За два дня до ее отъезда мы отправились в Лендинг, в кино. Когда мы вышли из кино, шел дождь. После сеанса мы собирались выкупаться, но раздумали. Мы часто купались под дождем в то лето и в предыдущие годы, когда с нами был Адам. Мы, наверно, пошли бы и в эту ночь, если бы дождь был другой – если бы это был легкий, приятный дождичек с высокого неба, едва-едва шелестящий на поверхности воды, или косой, колючий, холодный очищающий дождь, когда тебе хочется пробежаться по пляжу и завопить, прежде чем ты спрячешься в море, или, наконец, если бы это был ливень, какие бывают над Мексиканским заливом, когда кажется, будто в небе лопнул гигантский бумажный мешок с водой. Но дождь был совсем не такой. Небо промокло насквозь, совсем обвисло, и отовсюду сквозь черный вязкий стоячий воздух сочилась вода, словно небесный трюм потек по всем швам.
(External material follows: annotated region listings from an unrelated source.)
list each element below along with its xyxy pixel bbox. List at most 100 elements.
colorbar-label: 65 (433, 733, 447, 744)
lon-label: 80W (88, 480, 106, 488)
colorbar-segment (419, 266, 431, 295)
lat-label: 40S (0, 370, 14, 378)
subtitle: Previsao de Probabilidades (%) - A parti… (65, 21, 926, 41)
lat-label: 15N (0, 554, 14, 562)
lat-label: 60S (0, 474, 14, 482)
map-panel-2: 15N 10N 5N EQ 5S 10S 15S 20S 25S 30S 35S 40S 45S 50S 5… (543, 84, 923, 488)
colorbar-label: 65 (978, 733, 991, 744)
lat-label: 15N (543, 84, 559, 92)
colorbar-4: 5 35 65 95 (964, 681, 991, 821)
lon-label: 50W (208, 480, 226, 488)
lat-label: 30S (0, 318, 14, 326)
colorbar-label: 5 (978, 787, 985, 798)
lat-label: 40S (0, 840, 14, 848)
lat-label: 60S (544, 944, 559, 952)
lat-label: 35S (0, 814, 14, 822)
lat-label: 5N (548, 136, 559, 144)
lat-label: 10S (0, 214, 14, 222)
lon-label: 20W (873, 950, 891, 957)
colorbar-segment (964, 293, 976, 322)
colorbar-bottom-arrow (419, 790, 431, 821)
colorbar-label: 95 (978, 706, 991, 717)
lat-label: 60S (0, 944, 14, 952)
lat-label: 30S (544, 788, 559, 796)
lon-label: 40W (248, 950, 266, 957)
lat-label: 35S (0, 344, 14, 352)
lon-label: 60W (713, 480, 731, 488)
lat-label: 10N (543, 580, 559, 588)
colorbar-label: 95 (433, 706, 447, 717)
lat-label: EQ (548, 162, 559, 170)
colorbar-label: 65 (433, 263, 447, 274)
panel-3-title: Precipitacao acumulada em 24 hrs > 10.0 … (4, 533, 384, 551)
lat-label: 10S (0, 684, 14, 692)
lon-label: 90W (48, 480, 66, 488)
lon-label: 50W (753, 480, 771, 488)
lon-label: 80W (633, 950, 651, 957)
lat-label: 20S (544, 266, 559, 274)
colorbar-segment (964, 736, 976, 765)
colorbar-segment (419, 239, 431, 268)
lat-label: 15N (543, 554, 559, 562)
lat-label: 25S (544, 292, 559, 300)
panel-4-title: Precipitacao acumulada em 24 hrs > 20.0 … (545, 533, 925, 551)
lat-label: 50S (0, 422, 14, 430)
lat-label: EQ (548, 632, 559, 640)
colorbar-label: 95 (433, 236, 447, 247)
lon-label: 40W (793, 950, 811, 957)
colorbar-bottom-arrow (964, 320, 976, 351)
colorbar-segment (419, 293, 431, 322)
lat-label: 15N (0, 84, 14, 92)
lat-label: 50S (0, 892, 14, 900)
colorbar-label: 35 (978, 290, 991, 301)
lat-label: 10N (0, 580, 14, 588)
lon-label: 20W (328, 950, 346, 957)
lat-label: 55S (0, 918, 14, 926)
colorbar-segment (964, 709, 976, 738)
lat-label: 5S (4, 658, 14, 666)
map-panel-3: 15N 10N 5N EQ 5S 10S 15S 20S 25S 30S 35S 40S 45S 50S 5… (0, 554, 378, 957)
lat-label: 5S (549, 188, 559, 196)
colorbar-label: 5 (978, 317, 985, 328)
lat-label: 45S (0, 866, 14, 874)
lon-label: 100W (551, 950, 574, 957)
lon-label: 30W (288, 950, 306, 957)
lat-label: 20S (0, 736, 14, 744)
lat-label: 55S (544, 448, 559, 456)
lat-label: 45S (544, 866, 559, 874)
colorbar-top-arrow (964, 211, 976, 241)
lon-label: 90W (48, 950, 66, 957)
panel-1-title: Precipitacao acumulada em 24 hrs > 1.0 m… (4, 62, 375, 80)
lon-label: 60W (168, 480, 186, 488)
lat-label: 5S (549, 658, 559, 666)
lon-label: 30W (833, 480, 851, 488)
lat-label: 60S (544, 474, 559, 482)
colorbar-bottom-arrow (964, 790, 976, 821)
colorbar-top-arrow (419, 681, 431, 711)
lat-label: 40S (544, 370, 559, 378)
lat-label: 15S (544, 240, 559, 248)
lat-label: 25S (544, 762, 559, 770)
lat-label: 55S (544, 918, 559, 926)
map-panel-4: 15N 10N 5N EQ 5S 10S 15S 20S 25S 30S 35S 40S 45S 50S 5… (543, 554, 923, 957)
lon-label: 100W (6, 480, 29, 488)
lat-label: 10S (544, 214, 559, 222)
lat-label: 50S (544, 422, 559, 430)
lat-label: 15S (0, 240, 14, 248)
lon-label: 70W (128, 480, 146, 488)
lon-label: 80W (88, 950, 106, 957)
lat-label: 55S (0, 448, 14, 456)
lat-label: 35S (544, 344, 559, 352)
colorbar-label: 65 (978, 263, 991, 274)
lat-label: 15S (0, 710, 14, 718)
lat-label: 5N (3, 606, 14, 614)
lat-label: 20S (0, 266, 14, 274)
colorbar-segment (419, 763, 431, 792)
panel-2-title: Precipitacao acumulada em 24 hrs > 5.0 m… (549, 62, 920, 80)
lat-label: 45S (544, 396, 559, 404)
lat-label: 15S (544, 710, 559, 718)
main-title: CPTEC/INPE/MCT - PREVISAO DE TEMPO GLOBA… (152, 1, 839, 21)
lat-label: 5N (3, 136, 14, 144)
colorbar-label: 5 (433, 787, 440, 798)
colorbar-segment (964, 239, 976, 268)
Мы подняли на машине верх, успев за это время промокнуть, и поехали домой. У нас в доме и на веранде горел свет, поэтому мы решили заехать к нам, сварить кофе и сделать бутерброды. Было еще рано, всего половина десятого. Я вспомнил, что мать поехала играть в бридж к нашим соседям Патонам, где за ней увивался какой-то их гость. Мы подъехали к дому и резко затормозили, с хрустом давя ракушки и разбрызгивая дождевую воду. Взбежав по правому маршу двойной лестницы на веранду и попав наконец под крышу, мы принялись топать ногами и отряхиваться, как собаки. От бега и дождя волосы у нее распустились. Мокрые пряди прилипли ко лбу, а одна – к щеке, и Анна сразу стала похожа на ребенка, которого вынули из ванны. Она засмеялась, склонила голову набок и встряхнула волосы, как делают девчонки, чтобы волосы стали пышнее. Растопыренной пятерней она прочесала волосы, как гребенкой, чтобы выгрести запутавшиеся шпильки. Несколько штук упало на пол.
– Какое я, наверное, страшилище. Просто чучело, – сказала она, продолжая вертеть головой, смеяться и искоса поглядывать на меня блестящими глазами. Сейчас она больше была похожа на прежнюю Анну.
Я сказал, что да, она чучело, и мы вошли в дом.
Я зажег свет в передней и, не погасив его на веранде, провел ее направо, на кухню, через столовую и буфетную. Там я поставил варить кофе и достал из ледника еду (в те времена еще не было электрических холодильников, а то мать непременно обзавелась бы не одним, а парой, огромных, как дом, и вокруг них в полночь собирались бы дамы с голыми плечами и подвыпившие мужчины в смокингах, прямо как на рекламе). Пока я хозяйничал, Анна расчесывала волосы. Она, видимо, хотела заплести по бокам косички, потому что, когда я разложил на кухонном столе еду, одна была почти готова.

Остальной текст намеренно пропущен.